Kemi Badenoch has said the welfare cuts don't go far enough. Her party would only vote with the Government if they pledged further cuts in welfare spending, created more jobs in the economy and ruled out tax rises in the next Budget. These sound like impossible conditions to fulfil, particularly by Tuesday. Kemi knows this. Her conditions were not designed to be met. Their purpose was purely to provide an excuse for Conservative MPs to vote with the Labour rebels to defeat the Government. Or put it another way, Conservative MPs would be whipped to vote against cuts they knew they would have to make if they were in government. There is no excuse for such cynical politics. As a result, the reforms will now yield smaller savings for the Exchequer.
I have been in the position of Conservative MPs. I understand their dilemma. I'm also convinced that recent political history demonstrates why the Conservative Party needs to vote with the Government in these circumstances.
I was a new Conservative MP with just three years of experience in the year 2000 when the Conservative Opposition faced a similar predicament. Tony Blair's Government was proposing to reform the air traffic control service (NATS) and turn it into a 'public private partnership'. The previous Conservative government had similarly planned to privatise NATS but they ran out of time. Just like today, a rebellion was stirring amongst Left-wing Labour MPs hostile to any form of private sector involvement in managing our skies.
To my shame, I voted with my Conservative colleagues as we were whipped into the same voting lobby as those Labour rebels, in an attempt to stop something we actually thought was good for the country. We claimed it wasn't the right kind of privatisation; it didn't go far enough. Just as today the Conservatives are arguing that the Government's benefit cuts are the wrong kind of cuts. What we meant was we wanted to defeat the government. Still smarting from an historic defeat, we were playing political games, and everyone knew it.

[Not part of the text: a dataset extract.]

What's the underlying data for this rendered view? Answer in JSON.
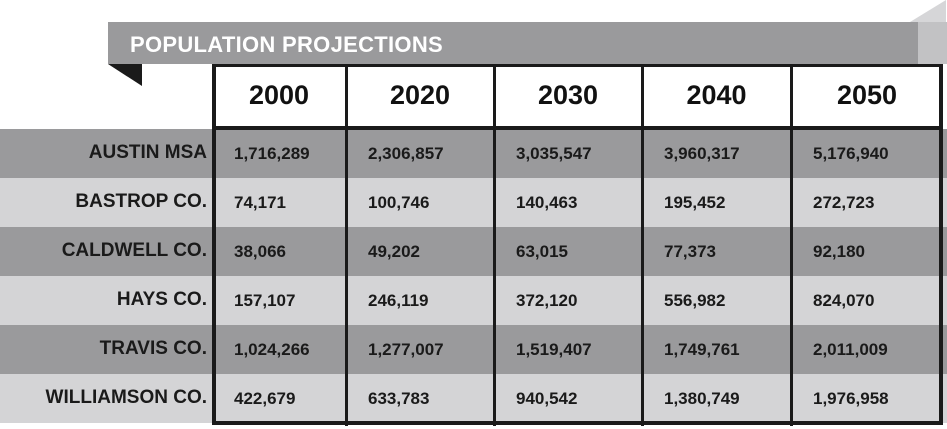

As it turned out the Blair Government defeated the rebels and won the Nats vote with a majority of 93. The Conservatives went on to another historic election defeat at the 2001 General Election.
Fast forward to 2006. Blair's flagship Education Bill sought to redefine the role of local authorities in the running of our 23,000 state schools, giving schools more autonomy, freeing them from the dead hand of local council bureaucracy. These were reforms that the then leader of the Conservative Party, David Cameron, strongly believed in and they were an important element of our emerging education policy.
But many centrist and Left-wing Labour MPs were deeply unhappy and, like this week's welfare reform measures, it looked like it was headed for defeat. On Second Reading 52 Labour MPs voted against the Government but, because David Cameron took the principled decision to support the Bill, it passed. And at each subsequent vote Conservative MPs voted with the Labour Government and against the rebels and thereby secured its safe passage into law. Labour had its Bill. The Conservatives had credibility because we had voted for what we believed in.
This was a seminal moment for David Cameron and the Conservative Party. It showed an Opposition serious about its role and ready for government.
So, it's decision time for Kemi. They can follow Reform down a road of dishonest populism – making promises that cannot be delivered and offering false hope – or they can stake out a position that is all their own. They can tell the truth about the choices the country faces and set out policies to deal with them. They can demonstrate principle, integrity and seriousness about what's right for our country. They can demonstrate in Kemi's words that her Conservative Party has changed. Or they can try to score cheap political points. For the sake of the future of the Conservative Party I hope they make the right choice.